You have it nailed my friend.
I love the west coast time tone, earlier than anyone else, deserter training. Great Garmin picture from your swim!
You have the travel / training down to a science!
You are truely dedicated and so totally awesome Ray 🙂
You are one dedicated triathlete. Could you one day do a post explaining the whole HR training method Z2, Z3 etc…
Wow, you are dedicated. I can’t imagine doing some much training when I am on work trips. The may explain why I don’t race when I am traveling so much for work!
impressive… simply impressive you did that on the opposite coast.
Been to San Diego, ran the rock and roll marathon there, had a blast. Love the city, glad you got out to appreciate it!
Love your blog, one of the best! Reverse engineering the time to start your workout is a necessity for triathletes who are busy and don’t have the luxury of working out in the evenings. You are very dedicated to the sport.
Dedication? I’d say obsession! Still cool though.
thanks for the info swimmersguide.com i travel a lot and have been looking for a site like this.
3:15 San Diego time is really just 6:15 Virginia time. I am sure you handled it well. Running in Seattle with a race start at 7 am was like I was starting at 9 am. However, it does stink when you want to be in bed and going to sleep at 7:30 pm.
i was feeling tired to i told the guy i was going to sleep in until 7
and then run. he suggested given my recent work schedule i SCRAP the run and sleep in until 8 and then just run on vacation.
i of course ignored him.
i should fwd him this post.
Wow, I really have to admire your dedication to get workouts done in the wee hours of the morning. Especially when you are working so much too. I’d be more likely to let them slide!
Great example for all of us who travel on a weekly/regular basis. I’ve never considered traveling with my bike. Do you have any recommendations on a travel case, packing and unpacking and the “dos and don’ts” for airline transport? Do they charge an additional baggage handling fee?

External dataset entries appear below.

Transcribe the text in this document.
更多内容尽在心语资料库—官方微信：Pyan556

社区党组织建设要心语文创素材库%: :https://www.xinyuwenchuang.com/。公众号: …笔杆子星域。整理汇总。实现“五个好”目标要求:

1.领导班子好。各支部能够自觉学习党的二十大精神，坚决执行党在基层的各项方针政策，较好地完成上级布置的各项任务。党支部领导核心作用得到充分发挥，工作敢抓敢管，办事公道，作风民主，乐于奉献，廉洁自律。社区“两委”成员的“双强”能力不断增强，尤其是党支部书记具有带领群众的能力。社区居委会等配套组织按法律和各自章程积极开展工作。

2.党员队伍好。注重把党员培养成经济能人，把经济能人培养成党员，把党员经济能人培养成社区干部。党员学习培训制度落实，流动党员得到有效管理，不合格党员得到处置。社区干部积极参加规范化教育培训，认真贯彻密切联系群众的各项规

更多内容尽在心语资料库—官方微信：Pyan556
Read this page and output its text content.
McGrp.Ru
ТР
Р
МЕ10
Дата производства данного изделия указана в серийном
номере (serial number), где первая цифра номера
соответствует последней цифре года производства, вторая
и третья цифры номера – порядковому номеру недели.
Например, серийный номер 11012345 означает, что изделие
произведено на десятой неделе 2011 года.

Thanks for the inspiration!
I’ve been converting to a soft-shell case lately, because quite honestly – I can usually get away without having to pay a baggage fee. I run having to pay about 25% of the time right now – which is way better than before.
The key is to keep the bike case as light as possible, so when they do put it on the scale, and it only registers 20 pounds, they don’t think twice. Otherwise, that’ll trigger the ‘bike case fee’.
Also, when they ask what’s in it – I just respond with “Equipment” and NEVER say “Bike”. They’ll ask it over and over and I just keep saying equipment, which is technically correct.